L'article L 112-15 du code des relations entre le public et l'administration exige toutefois que l'utilisation d'un procédé électronique de mise à disposition de documents soit soumise à un accord exprès préalablement recueilli.
En l'espèce, par lettre datée du 26 juin 2020, la caisse a informé la société de la réception le 16 juin 2020 par ses services d'une déclaration d'une maladie professionnelle complétée par sa salariée Mme [S] accompagnée d'un certificat médical mentionnant une tendinopathie de l'épaule droite. Elle ajoutait que des investigations étaient nécessaires afin de déterminer le caractère professionnel de cette pathologie et lui demandait à cette fin, de compléter, sous 30 jours, un questionnaire à sa disposition sur le site https://questionnaires -risquepro.ameli.fr ; qu'après la fin de l'instruction, la société aura la possibilité de consulter les pièces du dossier et formuler ses observations du 25 septembre au 6 octobre 2020 directement en ligne sur le même site Internet.
Au bas de cette lettre, figurait un encart ainsi rédigé :
'Je ne peux pas me connecter au site 'questionnaires -risquepro.ameli.fr' !
Je me rends au point d'accueil de la caisse primaire pour être accompagné(e) dans la création de mon compte en ligne, le remplissage de mon questionnaire et la consultation des pièces du dossier. Pour éviter l'attente, je prends rendez-vous en appelant le 3679".
Il n'est pas contesté que la société a bien reçu cette lettre comme en atteste l'accusé de réception daté du 8 juillet 2020.
Il n'est pas davantage contesté qu'à cette époque, la société n'avait pas adhéré aux conditions générales d'utilisation du télé-service QRP et n'avait pas créé son compte, ce que la caisse ne pouvait pas ignorer.
Dès lors que la société n'avait pas adhéré aux CGU et créé un compte, la caisse ne pouvait s'affranchir de l'envoi du questionnaire sous format papier ; peu importe à cet égard les mentions de l'encart susvisé qui concernent plutôt l'hypothèse de difficultés de connexion ou de création de compte et recommandent dans ce cas un déplacement en agence.

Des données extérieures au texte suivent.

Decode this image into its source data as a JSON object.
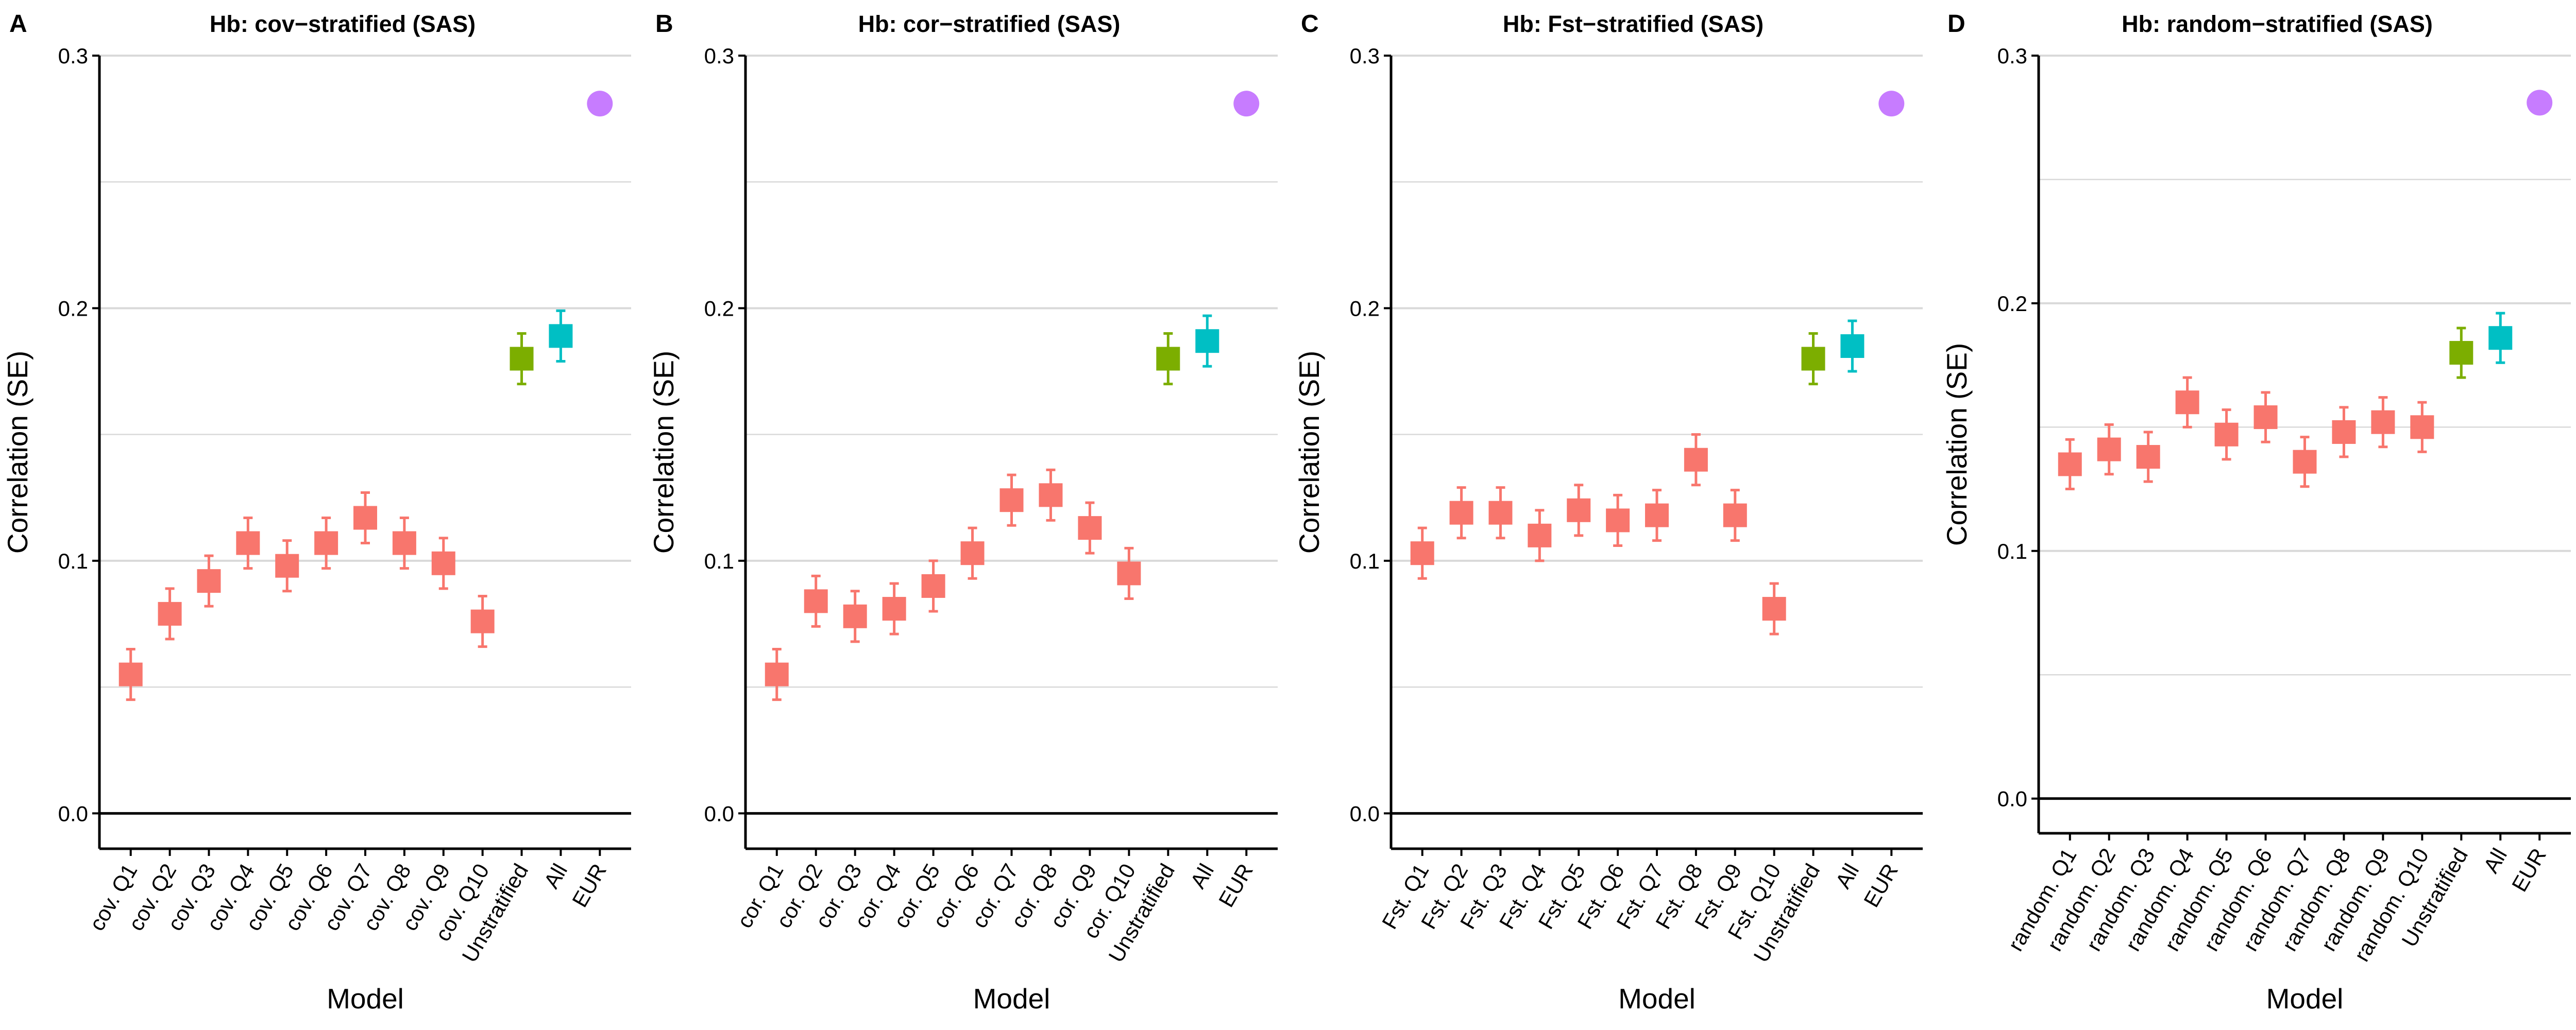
{
  "colors": {
    "quantile": "#F8766D",
    "unstratified": "#7CAE00",
    "all": "#00BFC4",
    "eur": "#C77CFF",
    "grid": "#D9D9D9",
    "axis": "#000000"
  },
  "chart_data": [
    {
      "type": "scatter",
      "panel_label": "A",
      "title": "Hb: cov−stratified (SAS)",
      "xlabel": "Model",
      "ylabel": "Correlation (SE)",
      "ylim": [
        -0.014,
        0.3
      ],
      "yticks": [
        "0.0",
        "0.1",
        "0.2",
        "0.3"
      ],
      "grid": "horizontal",
      "legend": "none",
      "categories": [
        "cov. Q1",
        "cov. Q2",
        "cov. Q3",
        "cov. Q4",
        "cov. Q5",
        "cov. Q6",
        "cov. Q7",
        "cov. Q8",
        "cov. Q9",
        "cov. Q10",
        "Unstratified",
        "All",
        "EUR"
      ],
      "values": [
        0.055,
        0.079,
        0.092,
        0.107,
        0.098,
        0.107,
        0.117,
        0.107,
        0.099,
        0.076,
        0.18,
        0.189,
        0.281
      ],
      "se": [
        0.01,
        0.01,
        0.01,
        0.01,
        0.01,
        0.01,
        0.01,
        0.01,
        0.01,
        0.01,
        0.01,
        0.01,
        0
      ],
      "groups": [
        "quantile",
        "quantile",
        "quantile",
        "quantile",
        "quantile",
        "quantile",
        "quantile",
        "quantile",
        "quantile",
        "quantile",
        "unstratified",
        "all",
        "eur"
      ]
    },
    {
      "type": "scatter",
      "panel_label": "B",
      "title": "Hb: cor−stratified (SAS)",
      "xlabel": "Model",
      "ylabel": "Correlation (SE)",
      "ylim": [
        -0.014,
        0.3
      ],
      "yticks": [
        "0.0",
        "0.1",
        "0.2",
        "0.3"
      ],
      "grid": "horizontal",
      "legend": "none",
      "categories": [
        "cor. Q1",
        "cor. Q2",
        "cor. Q3",
        "cor. Q4",
        "cor. Q5",
        "cor. Q6",
        "cor. Q7",
        "cor. Q8",
        "cor. Q9",
        "cor. Q10",
        "Unstratified",
        "All",
        "EUR"
      ],
      "values": [
        0.055,
        0.084,
        0.078,
        0.081,
        0.09,
        0.103,
        0.124,
        0.126,
        0.113,
        0.095,
        0.18,
        0.187,
        0.281
      ],
      "se": [
        0.01,
        0.01,
        0.01,
        0.01,
        0.01,
        0.01,
        0.01,
        0.01,
        0.01,
        0.01,
        0.01,
        0.01,
        0
      ],
      "groups": [
        "quantile",
        "quantile",
        "quantile",
        "quantile",
        "quantile",
        "quantile",
        "quantile",
        "quantile",
        "quantile",
        "quantile",
        "unstratified",
        "all",
        "eur"
      ]
    },
    {
      "type": "scatter",
      "panel_label": "C",
      "title": "Hb: Fst−stratified (SAS)",
      "xlabel": "Model",
      "ylabel": "Correlation (SE)",
      "ylim": [
        -0.014,
        0.3
      ],
      "yticks": [
        "0.0",
        "0.1",
        "0.2",
        "0.3"
      ],
      "grid": "horizontal",
      "legend": "none",
      "categories": [
        "Fst. Q1",
        "Fst. Q2",
        "Fst. Q3",
        "Fst. Q4",
        "Fst. Q5",
        "Fst. Q6",
        "Fst. Q7",
        "Fst. Q8",
        "Fst. Q9",
        "Fst. Q10",
        "Unstratified",
        "All",
        "EUR"
      ],
      "values": [
        0.103,
        0.119,
        0.119,
        0.11,
        0.12,
        0.116,
        0.118,
        0.14,
        0.118,
        0.081,
        0.18,
        0.185,
        0.281
      ],
      "se": [
        0.01,
        0.01,
        0.01,
        0.01,
        0.01,
        0.01,
        0.01,
        0.01,
        0.01,
        0.01,
        0.01,
        0.01,
        0
      ],
      "groups": [
        "quantile",
        "quantile",
        "quantile",
        "quantile",
        "quantile",
        "quantile",
        "quantile",
        "quantile",
        "quantile",
        "quantile",
        "unstratified",
        "all",
        "eur"
      ]
    },
    {
      "type": "scatter",
      "panel_label": "D",
      "title": "Hb: random−stratified (SAS)",
      "xlabel": "Model",
      "ylabel": "Correlation (SE)",
      "ylim": [
        -0.014,
        0.3
      ],
      "yticks": [
        "0.0",
        "0.1",
        "0.2",
        "0.3"
      ],
      "grid": "horizontal",
      "legend": "none",
      "categories": [
        "random. Q1",
        "random. Q2",
        "random. Q3",
        "random. Q4",
        "random. Q5",
        "random. Q6",
        "random. Q7",
        "random. Q8",
        "random. Q9",
        "random. Q10",
        "Unstratified",
        "All",
        "EUR"
      ],
      "values": [
        0.135,
        0.141,
        0.138,
        0.16,
        0.147,
        0.154,
        0.136,
        0.148,
        0.152,
        0.15,
        0.18,
        0.186,
        0.281
      ],
      "se": [
        0.01,
        0.01,
        0.01,
        0.01,
        0.01,
        0.01,
        0.01,
        0.01,
        0.01,
        0.01,
        0.01,
        0.01,
        0
      ],
      "groups": [
        "quantile",
        "quantile",
        "quantile",
        "quantile",
        "quantile",
        "quantile",
        "quantile",
        "quantile",
        "quantile",
        "quantile",
        "unstratified",
        "all",
        "eur"
      ]
    }
  ]
}
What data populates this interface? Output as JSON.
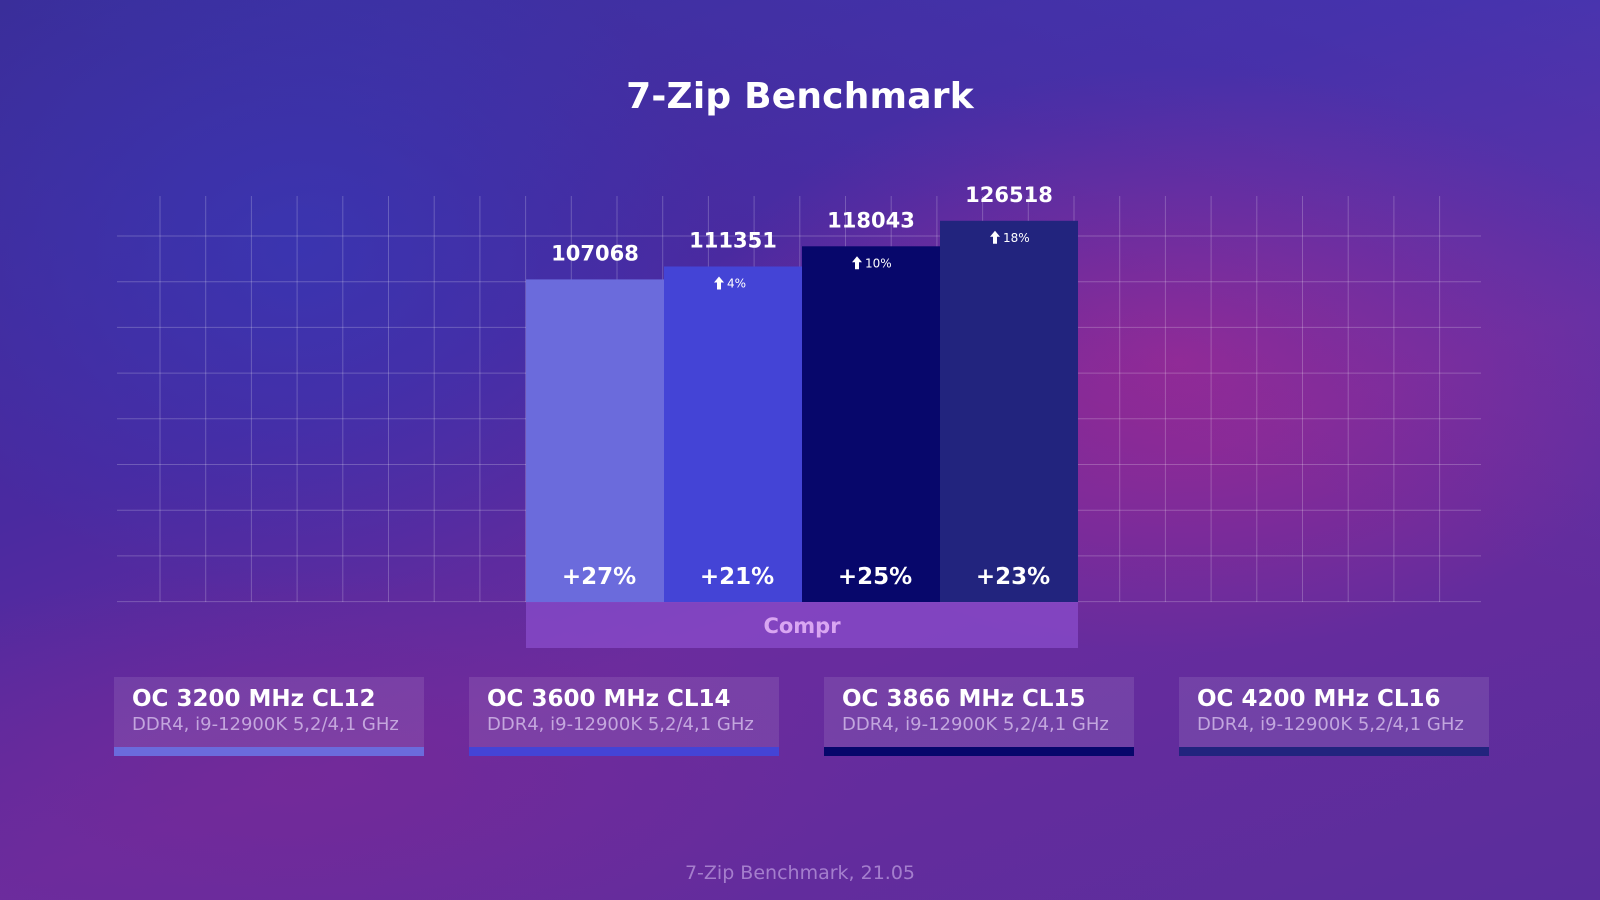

Du reste, l'organisme admet lui-même envoyer ce type de questionnaire systématiquement par voie postale lorsqu'une des parties ne crée pas de compte QPR.
La caisse, qui soutient avoir adressé un questionnaire à la société par lettre simple le 13 juillet 2020, ne produit aux débats aucune pièce en justifiant ; sa seule affirmation est inopérante.
Ainsi, faute pour la caisse d'établir qu'elle a satisfait aux obligations prescrites par l'article R. 461-9 précité, c'est à juste titre que les premiers juges ont déclaré la décision de prise en charge contestée inopposable à la société.
Le jugement entrepris sera en conséquence confirmé.
Sur les dépens
Les dépens de la présente procédure seront laissés à la charge de la caisse qui succombe à l'instance.
PAR CES MOTIFS :
La COUR, statuant publiquement par arrêt contradictoire mis à disposition au greffe,
Confirme le jugement entrepris en toutes ses dispositions ;
Condamne la caisse primaire d'assurance maladie du Finistère aux dépens d'appel.